The project aims at shaping the next generation of highway autonomy for heavy trucks by combining long-range multimodal data, controllable generative models, a closed-loop virtual gym, and vision-language model (VLM) embedded reasoning. Rather than treating autonomy as a pure perception or planning problem, the project aims to advance generative simulation, reinforcement learning and chain-of-thought reasoning and language-guided representation learning as a unified research agenda.

Mar 2026 to Mar 2029Mar 26 to Mar 29

🧑‍🎓 IOL Project Members

Sebastian Pokutta
Principal Investigator
pokutta (at) zib.de

Edoardo Palladin
palladin (at) zib.de

Filippo Ghilotti
ghilotti (at) zib.de

Gao Lili
gao (at) zib.de

Samuel Brucker
brucker (at) zib.de

🪙 Funding

This project is being funded by the Torc Robotics from March 2026 to March 2029.

🔬 Project Description

Safe highway autonomy for heavy trucks remains an open and unsolved challenge: due to long braking distances, scene understanding of hundreds of meters is required for anticipatory planning and to allow safe braking margins. However, existing driving research primarily cover urban scenes, with perception effectively limited to short ranges of only up to 100 meters.

The Generative AI for Scalable Autonomous Driving Systems project brings together experts in AI, Applied Mathematics, Computer Science and Autonomous Driving, being a collaboration between ZIB, TU Berlin and TORC Robotics. The project aims to develop scalable AI methods for highway autonomy of heavy trucks. These advancements will enable the creation of long-range perception systems, controllable driving scenario generation, closed-loop training and vision-language model (VLM) embedded reasoning.

Controllable Generative Models

This line of work is intended to produce contributions on controllable scenario generation and realism evaluation, combining diffusion, flow matching, autoregressive and hybrid architectures over vectorised scenes, bird’s-eye grids and sparse representations. The objective is to confirm that Generative Models models can target specific families of challenging long-range situations, such as cut-ins at 300-800 metres, occluded slow vehicles, construction zones and adverse weather, while remaining realistic and diverse.

Closed-Loop Simulations

The project aims at building a closed-loop virtual gym for heavy-truck highway autonomy that uses real data and generative models in a unified framework. The gym will replay, augment and perturb recorded scenes, allowing agents to experience counterfactual and adversarial situations. The environment will also be used for reinforcement learning and related methods, with multi-objective criteria over safety, efficiency, comfort and rule compliance and for systematic robustness evaluation. The objective is to demonstrate how generative models and structured scenario curricula can improve closed-loop robustness and sample efficiency.

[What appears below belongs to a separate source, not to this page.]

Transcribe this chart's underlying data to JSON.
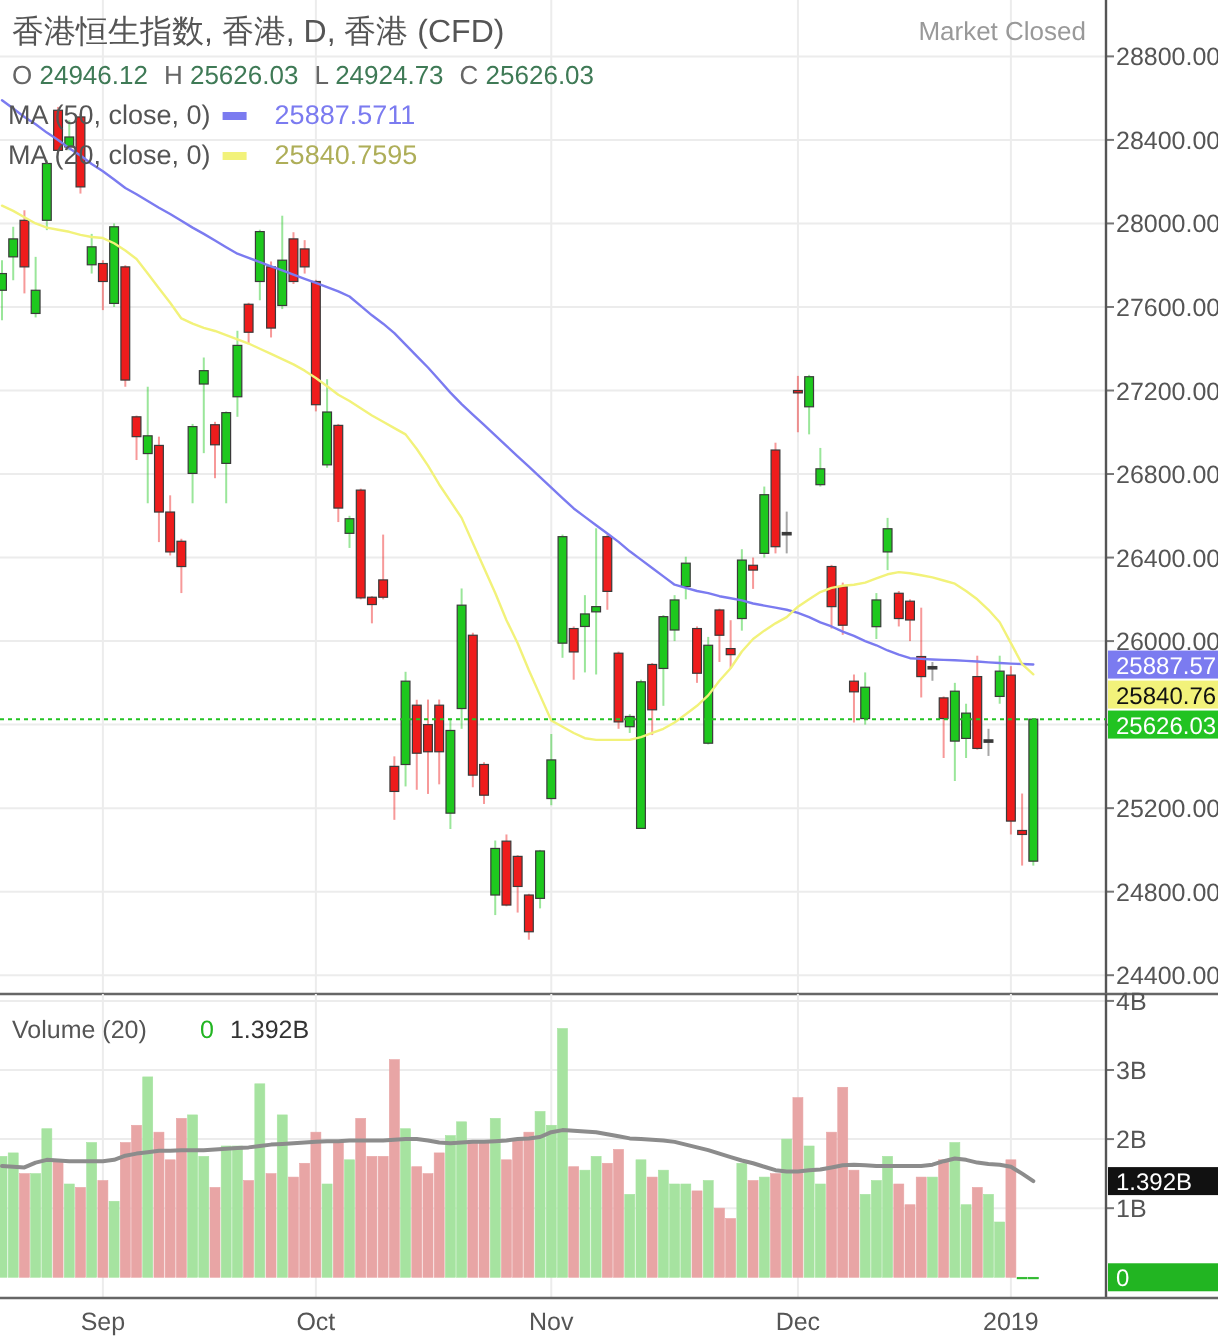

Vision Language Driving Models

This research line analyses and develops a framework for VLM-embedded reasoning in modular autonomous driving stacks. Large VLMs will be used to produce textual scene descriptions, intent hypotheses and action rationales to improve perception, prediction and planning modules through the use of embeddings and alignment objectives. The goal is showing that aligning internal states with language-based reasoning signals yields driving stacks that are more robust, more data-efficient and more interpretable at test time.